18. DEFINITIONS. As used in this Agreement

  1. “WenPlan,” “we,” “us” or “our” shall refer to WenPlan, Inc.
  2. “Party” shall refer to you or WenPlan individually and “the Parties” shall refer to you and WenPlan jointly.
  3. “Sites” means, collectively, the WenPlan websites and mobile applications.
  4. “User Account” means an account for each person who uses the Services. User Accounts may not be shared between users, it being understood that WenPlan grants use of the Services under this Agreement on a “per seat” basis.
  5. “Applicable Laws” means applicable federal, state, regional, local or foreign laws, regulations, rules, codes, judgments and orders.

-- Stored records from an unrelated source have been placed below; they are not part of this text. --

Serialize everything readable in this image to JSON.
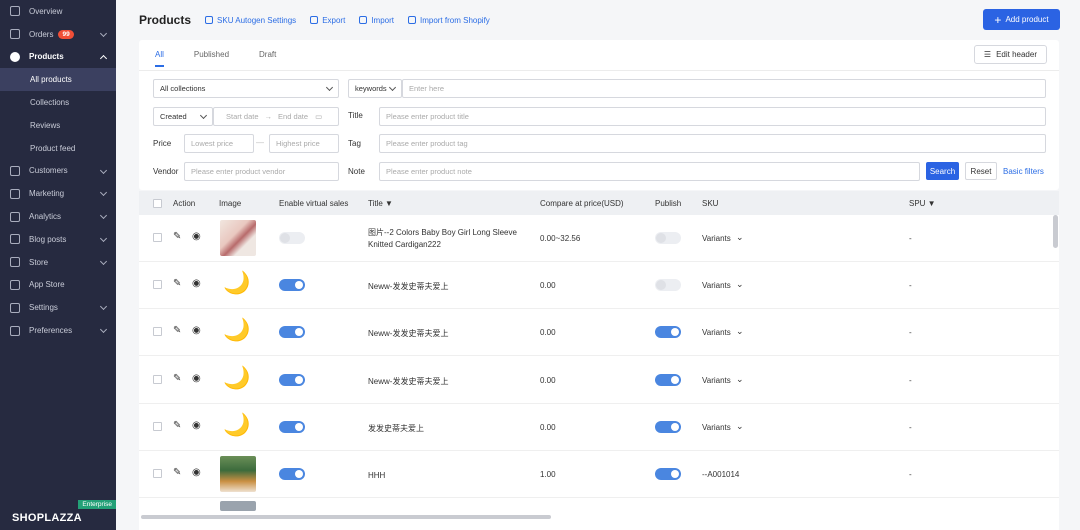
{
  "sidebar": {
    "items": [
      {
        "label": "Overview",
        "icon": "overview-icon"
      },
      {
        "label": "Orders",
        "icon": "orders-icon",
        "badge": "99"
      },
      {
        "label": "Products",
        "icon": "products-icon"
      },
      {
        "label": "Customers",
        "icon": "customers-icon"
      },
      {
        "label": "Marketing",
        "icon": "marketing-icon"
      },
      {
        "label": "Analytics",
        "icon": "analytics-icon"
      },
      {
        "label": "Blog posts",
        "icon": "blog-icon"
      },
      {
        "label": "Store",
        "icon": "store-icon"
      },
      {
        "label": "App Store",
        "icon": "app-store-icon"
      },
      {
        "label": "Settings",
        "icon": "settings-icon"
      },
      {
        "label": "Preferences",
        "icon": "preferences-icon"
      }
    ],
    "products_sub": [
      "All products",
      "Collections",
      "Reviews",
      "Product feed"
    ],
    "brand": "SHOPLAZZA",
    "edition": "Enterprise"
  },
  "header": {
    "title": "Products",
    "links": [
      "SKU Autogen Settings",
      "Export",
      "Import",
      "Import from Shopify"
    ],
    "add_button": "Add product"
  },
  "tabs": [
    "All",
    "Published",
    "Draft"
  ],
  "edit_header": "Edit header",
  "filters": {
    "collections": "All collections",
    "keywords": "keywords",
    "keywords_placeholder": "Enter here",
    "created": "Created",
    "start_date": "Start date",
    "end_date": "End date",
    "title_label": "Title",
    "title_placeholder": "Please enter product title",
    "price_label": "Price",
    "lowest_price": "Lowest price",
    "price_sep": "—",
    "highest_price": "Highest price",
    "tag_label": "Tag",
    "tag_placeholder": "Please enter product tag",
    "vendor_label": "Vendor",
    "vendor_placeholder": "Please enter product vendor",
    "note_label": "Note",
    "note_placeholder": "Please enter product note",
    "search": "Search",
    "reset": "Reset",
    "basic_filters": "Basic filters"
  },
  "table": {
    "columns": [
      "Action",
      "Image",
      "Enable virtual sales",
      "Title ▼",
      "Compare at price(USD)",
      "Publish",
      "SKU",
      "SPU ▼"
    ],
    "rows": [
      {
        "image": "photo",
        "virtual_sales": false,
        "title": "图片--2 Colors Baby Boy Girl Long Sleeve Knitted Cardigan222",
        "price": "0.00~32.56",
        "publish": false,
        "sku": "Variants",
        "spu": "-"
      },
      {
        "image": "moon",
        "virtual_sales": true,
        "title": "Neww-发发史蒂夫爱上",
        "price": "0.00",
        "publish": false,
        "sku": "Variants",
        "spu": "-"
      },
      {
        "image": "moon",
        "virtual_sales": true,
        "title": "Neww-发发史蒂夫爱上",
        "price": "0.00",
        "publish": true,
        "sku": "Variants",
        "spu": "-"
      },
      {
        "image": "moon",
        "virtual_sales": true,
        "title": "Neww-发发史蒂夫爱上",
        "price": "0.00",
        "publish": true,
        "sku": "Variants",
        "spu": "-"
      },
      {
        "image": "moon",
        "virtual_sales": true,
        "title": "发发史蒂夫爱上",
        "price": "0.00",
        "publish": true,
        "sku": "Variants",
        "spu": "-"
      },
      {
        "image": "photo",
        "virtual_sales": true,
        "title": "HHH",
        "price": "1.00",
        "publish": true,
        "sku": "--A001014",
        "spu": "-"
      }
    ]
  },
  "colors": {
    "sidebar_bg": "#262a40",
    "accent": "#2b63e3",
    "toggle_on": "#4a86e0"
  }
}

  6. “Hosted Services” or “Application” means the project planning applications, services, tools, features and functionality made available through the Sites, including associated hosting, cloud storage and data processing services.
  7. “Subscription Fee” shall mean the monthly or other periodic fee(s) which you are assessed by WenPlan and obligated to pay for implementation of the Services under your Client Account. The Subscription Fee shall be determined by the number of users. The Subscription Fee does not include any fees or charges related to initialization and set-up or establishing and maintaining your Internet connection.

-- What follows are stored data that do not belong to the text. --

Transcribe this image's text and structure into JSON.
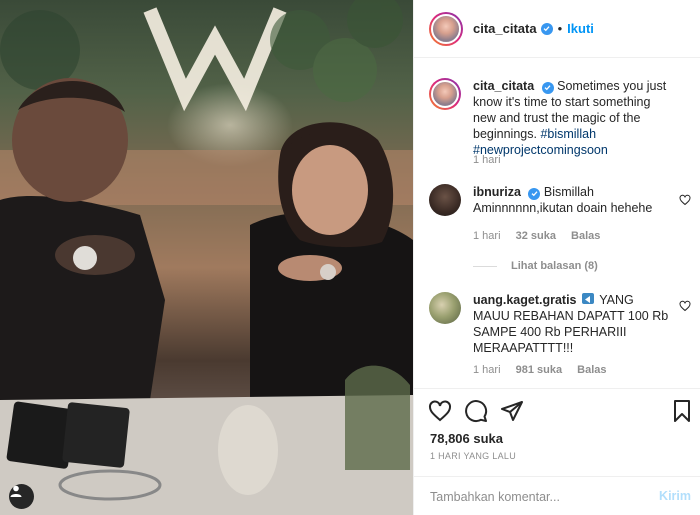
{
  "post": {
    "username": "cita_citata",
    "follow_label": "Ikuti",
    "dot": "•"
  },
  "caption": {
    "username": "cita_citata",
    "text": "Sometimes you just know it's time to start something new and trust the magic of the beginnings.",
    "hashtags": "#bismillah #newprojectcomingsoon",
    "time": "1 hari"
  },
  "comments": [
    {
      "username": "ibnuriza",
      "verified": true,
      "text_line1": "Bismillah",
      "text_line2": "Aminnnnnn,ikutan doain hehehe",
      "time": "1 hari",
      "likes": "32 suka",
      "reply": "Balas",
      "view_replies": "Lihat balasan (8)"
    },
    {
      "username": "uang.kaget.gratis",
      "verified": false,
      "text": "YANG MAUU REBAHAN DAPATT 100 Rb SAMPE 400 Rb PERHARIII MERAAPATTTT!!!",
      "time": "1 hari",
      "likes": "981 suka",
      "reply": "Balas"
    }
  ],
  "actions": {
    "likes_count": "78,806 suka",
    "time_ago": "1 HARI YANG LALU"
  },
  "comment_box": {
    "placeholder": "Tambahkan komentar...",
    "post_label": "Kirim"
  },
  "icons": {
    "verified": "verified-check-icon",
    "like": "heart-icon",
    "comment": "comment-bubble-icon",
    "share": "paper-plane-icon",
    "save": "bookmark-icon",
    "tag": "user-tag-icon"
  },
  "colors": {
    "accent": "#0095f6",
    "verified": "#3897f0",
    "link": "#00376b",
    "muted": "#8e8e8e"
  }
}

  8. “Billing Period” means the recurring billing period during which You will be charged the Fees throughout the term of this Agreement.
  9. “Administrative Address” means the email address that you provide us with in order to receive notices regarding billing, modifications to this Agreement or our Services and/or Updates.
  10. “Data” shall mean any and all information entered by you utilizing the Application, including but not limited to information regarding accidents, delays, site safety and quality control observations, project photos, weather, task lists, equipment rental, subcontractors and jobsite visitors.
  11. “Updates” shall mean updates, modifications, alterations and amendments which change, eliminate or add any functionality, feature or appearance, corrects any bug, or addresses any security, technical, legal or regulatory issue.

19. Entire Agreement

  1. This Agreement, together with all terms incorporated by reference, sets forth the entire agreement between You and WenPlan with respect to your and their access to and use of the Hosted Services and supersedes all prior or contemporaneous oral or written communications, understandings, agreements, proposals and representations with respect to said subject matter.  The paragraph headings in this Agreement are solely for the convenience of the parties and have no legal or contractual significance.